5. Try it — a 60-second smoke test
- Drop the snippet from Path A into a blank
index.html. - Open the file with a local server (e.g.
npx serve .) —localhostis auto-allowed. - Click the floating button in the bottom-right.
- Click anywhere on the page → write a comment → submit.
- Open your project in the dashboard — the thread is there.
If nothing appears, jump to Troubleshooting below.

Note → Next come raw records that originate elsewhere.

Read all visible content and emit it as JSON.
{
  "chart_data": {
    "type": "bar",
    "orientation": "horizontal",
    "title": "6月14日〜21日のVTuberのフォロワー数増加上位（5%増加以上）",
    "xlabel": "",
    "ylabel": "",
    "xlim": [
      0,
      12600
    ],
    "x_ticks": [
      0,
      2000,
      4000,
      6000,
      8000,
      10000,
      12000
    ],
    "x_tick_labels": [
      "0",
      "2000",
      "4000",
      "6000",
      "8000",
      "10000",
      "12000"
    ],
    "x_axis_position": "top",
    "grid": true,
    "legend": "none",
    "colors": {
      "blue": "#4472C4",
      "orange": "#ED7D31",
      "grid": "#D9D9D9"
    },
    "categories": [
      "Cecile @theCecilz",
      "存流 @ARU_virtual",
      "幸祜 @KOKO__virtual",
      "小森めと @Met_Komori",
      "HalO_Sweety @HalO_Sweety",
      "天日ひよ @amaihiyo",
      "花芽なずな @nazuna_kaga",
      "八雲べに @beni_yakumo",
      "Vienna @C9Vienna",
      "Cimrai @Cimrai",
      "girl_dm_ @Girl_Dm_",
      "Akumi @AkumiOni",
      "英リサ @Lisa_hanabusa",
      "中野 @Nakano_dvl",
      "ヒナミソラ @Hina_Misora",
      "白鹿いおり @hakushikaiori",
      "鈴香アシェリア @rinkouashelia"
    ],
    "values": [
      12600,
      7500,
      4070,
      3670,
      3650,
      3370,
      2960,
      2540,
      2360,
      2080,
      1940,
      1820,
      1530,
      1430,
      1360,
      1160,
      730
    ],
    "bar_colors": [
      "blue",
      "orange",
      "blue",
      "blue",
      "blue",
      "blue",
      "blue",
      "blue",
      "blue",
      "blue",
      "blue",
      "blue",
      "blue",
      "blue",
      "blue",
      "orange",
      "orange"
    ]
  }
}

6. How it works (in one diagram)
your app
│ embeds @pixelmatters/markup (Preact, runs inside an open shadow DOM)
▼
widget runtime ──► POST/GET /widget/* (x-markup-api-key + Origin) ──► Convex
│
▼
real-time dashboard- Style isolation: the widget mounts inside a shadow root (
:host { all: initial }). Your CSS can't bleed in; the widget's CSS can't bleed out. - Pin re-anchoring: every pin stores both a CSS selector and a viewport-fraction fallback, so it survives reflow and minor markup changes.
- SPA-aware: the widget patches
history.pushState/replaceStateand listens topopstate, so threads refresh on route changes. - Identity: anonymous by default; signed-in team members get a verified badge.
7. Troubleshooting
| Symptom | Likely cause | Fix |
|---|---|---|
401 Unauthorized in the network tab |
Wrong / revoked key | Mint a fresh key in Settings → API Keys |
403 origin not allowed |
Host domain isn't in the project's allowlist | Settings → Domains → add the domain (or *.staging.example.com) |
| Floating button doesn't appear | <script> tag missing data-markup-widget="true", or CSP blocks unpkg.com |
Add the attribute / allow the script origin in your CSP |
| Button works locally but not in prod | You're on a non-localhost domain that isn't allowlisted | Add the prod domain in Settings → Domains |
| Two widgets on the page | init() was called more than once with different configs |
Call the returned destroy() first, or just call init() again — it self-replaces |
8. Uninstalling / disabling
- Remove the
<script>tag, or stop callinginit(). - For React, unmount
<MarkupWidget />. - To kill an active session manually:
import { destroy } from '@pixelmatters/markup'; destroy().
Existing threads stay in the dashboard — uninstalling the widget doesn't delete data.